"We seldom write to each other."

"I thought you were bosom friends!—well, she was out alone looking for early snipe—someone had seen one in the fields beyond the bazaar—and while out, she was supposed to have been bitten by a snake——"

"—Why do you say 'supposed'?" Joyce interrupted ready to spring to arms for her friend.

"We'll say she was bitten, if you like; only, people bitten by snakes generally die, and she didn't. She tied a ligature and was limping home when she met Captain Dalton in his car on his way to a dispensary somewhere in the District. He took her up and home to his house where she stayed half the day alone with him. Her mother was week-ending in Calcutta, and Honor was in charge of her father's comforts and the home; but her father happened to have run out to Panipara for a rioting case which he and the police were bothered with; so Miss Honor stayed with the doctor till she thought fit to come home."

"Bitten by a snake!" gasped Joyce in consternation. "Poor Honor!—how terrified she must have been!"
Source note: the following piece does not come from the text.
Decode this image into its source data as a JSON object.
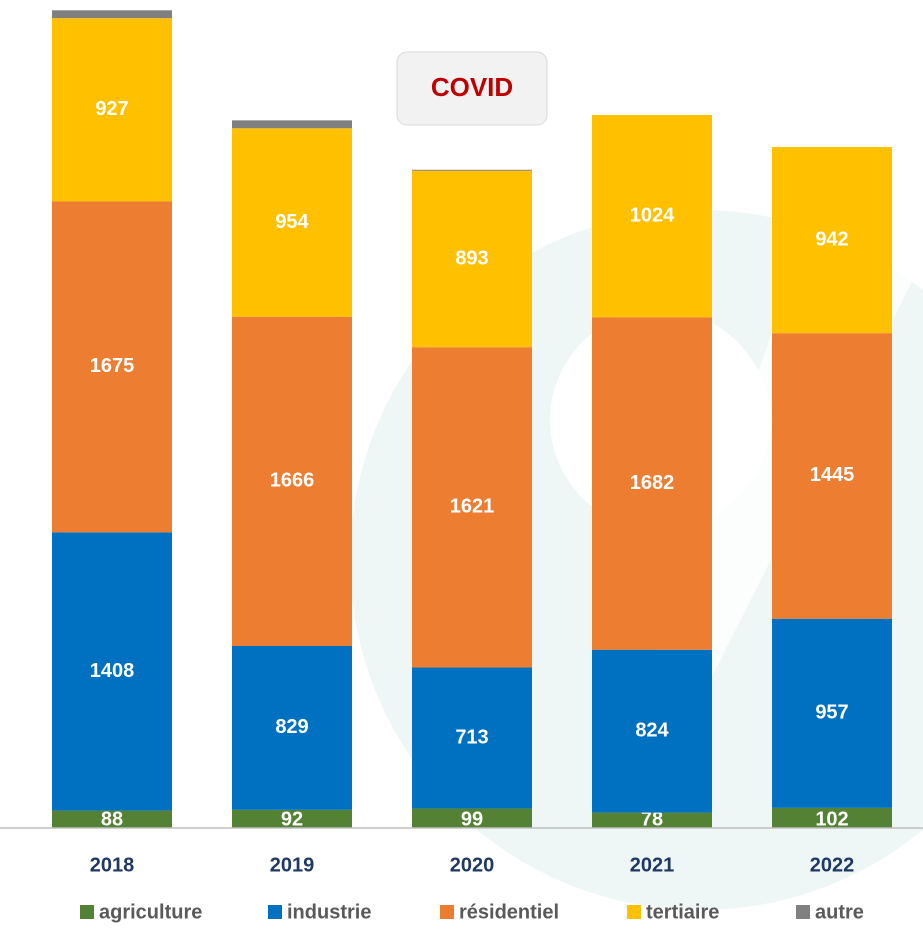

"That's best known to herself and him. Since then, you'll observe that there is a sort of understanding between them."

"How do you mean?"

"They seem to be on far better terms than he is with any one else in the Station, and Honor is falling in love with him. I am anything but blind to the symptoms!" and Mrs. Fox struck a match and lighted another cigarette.

"I suppose they grew friendly over the treatment of her wound," said Joyce beginning to understand how it was that the doctor had learned to appreciate Honor Bright. Yet he was "not seeking to marry her."

"I must get Honor to tell me all about it when I see her. Perhaps she does not know I am back?"